If we were extra quick about it, Mom would open the special freezer
where she kept the remains of the winter draught and scoop out a
cupful of peppermint snow for each of us: one for me, and one for
Marie. We’d sit side by side in the heavy summer’s heat while the
clouds piled up and up, layer upon layer of gold with pulsing light in
their dark hearts. Marie liked to lick at the mound of snow in her mug
as if it were ice cream, while I preferred to let the heat melt it to
a shimmering slush before I sipped, sending a peppermint-sweet
coolness running through my whole body, the essence of winter to
banish summer’s weight.
We’d barely sleep from anticipation, the rumbles above echoed in our
tummies. In the middle of the night, Marie shook me awake to watch
faerie fire skip between the thunderheads. Then the downpour
started–first just a drop or two tapping the glass, and then quicker,
faster, a rising tempo, a thundering heartbeat, a deluge of chicken
soup, the essence of summer raining from the sky.
At dawn, if school was out, Mom would let us play in the soup as it
poured down in warm sheets.
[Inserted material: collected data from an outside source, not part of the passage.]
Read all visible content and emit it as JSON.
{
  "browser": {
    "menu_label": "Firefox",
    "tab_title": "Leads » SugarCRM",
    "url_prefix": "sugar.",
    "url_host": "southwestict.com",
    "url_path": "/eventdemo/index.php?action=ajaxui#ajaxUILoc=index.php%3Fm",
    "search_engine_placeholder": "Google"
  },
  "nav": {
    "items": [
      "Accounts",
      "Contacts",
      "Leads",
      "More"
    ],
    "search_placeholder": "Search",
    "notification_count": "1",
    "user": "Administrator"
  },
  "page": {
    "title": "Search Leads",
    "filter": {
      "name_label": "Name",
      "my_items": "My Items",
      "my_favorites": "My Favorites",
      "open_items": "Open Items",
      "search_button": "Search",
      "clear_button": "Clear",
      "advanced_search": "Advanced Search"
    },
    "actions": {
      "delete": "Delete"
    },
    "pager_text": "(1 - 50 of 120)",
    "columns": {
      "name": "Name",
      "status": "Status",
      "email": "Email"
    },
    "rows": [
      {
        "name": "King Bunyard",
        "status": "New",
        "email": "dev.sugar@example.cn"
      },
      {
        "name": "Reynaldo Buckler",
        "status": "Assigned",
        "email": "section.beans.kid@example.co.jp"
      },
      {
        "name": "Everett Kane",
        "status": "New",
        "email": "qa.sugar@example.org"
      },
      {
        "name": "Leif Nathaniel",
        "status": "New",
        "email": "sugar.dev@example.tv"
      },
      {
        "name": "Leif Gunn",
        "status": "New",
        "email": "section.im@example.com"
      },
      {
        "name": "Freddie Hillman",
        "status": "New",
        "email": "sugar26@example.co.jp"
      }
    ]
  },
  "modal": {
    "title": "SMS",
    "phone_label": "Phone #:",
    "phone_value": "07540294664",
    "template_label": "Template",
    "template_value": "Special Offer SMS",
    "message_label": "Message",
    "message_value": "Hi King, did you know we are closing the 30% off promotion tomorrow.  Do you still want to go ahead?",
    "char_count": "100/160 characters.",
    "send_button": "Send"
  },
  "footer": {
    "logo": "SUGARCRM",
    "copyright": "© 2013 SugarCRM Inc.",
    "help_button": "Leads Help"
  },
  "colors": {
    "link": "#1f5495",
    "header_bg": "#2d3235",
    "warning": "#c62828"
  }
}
Marie and I would put on red galoshes and
raincoats and charge out the door, with a shouted promise to be back
by dinner.
For hours we’d splash in fragrant puddles swirling with noodles like
earthworms. Or we would throw back our hoods and stand with our mouths
wide open, taking summer into every fiber of our being. It made you
feel warm through and through, like a heavy blanket, or a sister’s
hug.
Once, an old beater of a blue truck rumbled by too quickly and kicked
up a wave of soup from a pothole, soaking Marie’s leggings above her
galoshes. Her eyes filled up, and I thought she might cry, so I
stripped off my own raincoat and let the storm soak me until she
laughed and didn’t mind anymore.
We decided to go home a little early to change into dry clothes. When
we rounded the corner into our cul-de-sac, we were surprised to find
Mom in the street barefoot and coatless, stomping in a puddle, her
skirt hitched to her knees, shrieking like a child. For the first
time, it occurred to me she might have been a little girl once, too.
“Mom, you look silly!” said Marie, giggling. “What are you doing?” Mom
dropped her arms, looking a bit sheepish as she shooed us inside for
some lemonade and a shower. “Every year goes by faster,” she said.
“Sometimes you have to make it stand still.” And that was all the
explanation we got. I watched Mom closely the rest of that day, but I
couldn’t detect anything else strange about her. I thought she
lingered at the window, but I could be misremembering that.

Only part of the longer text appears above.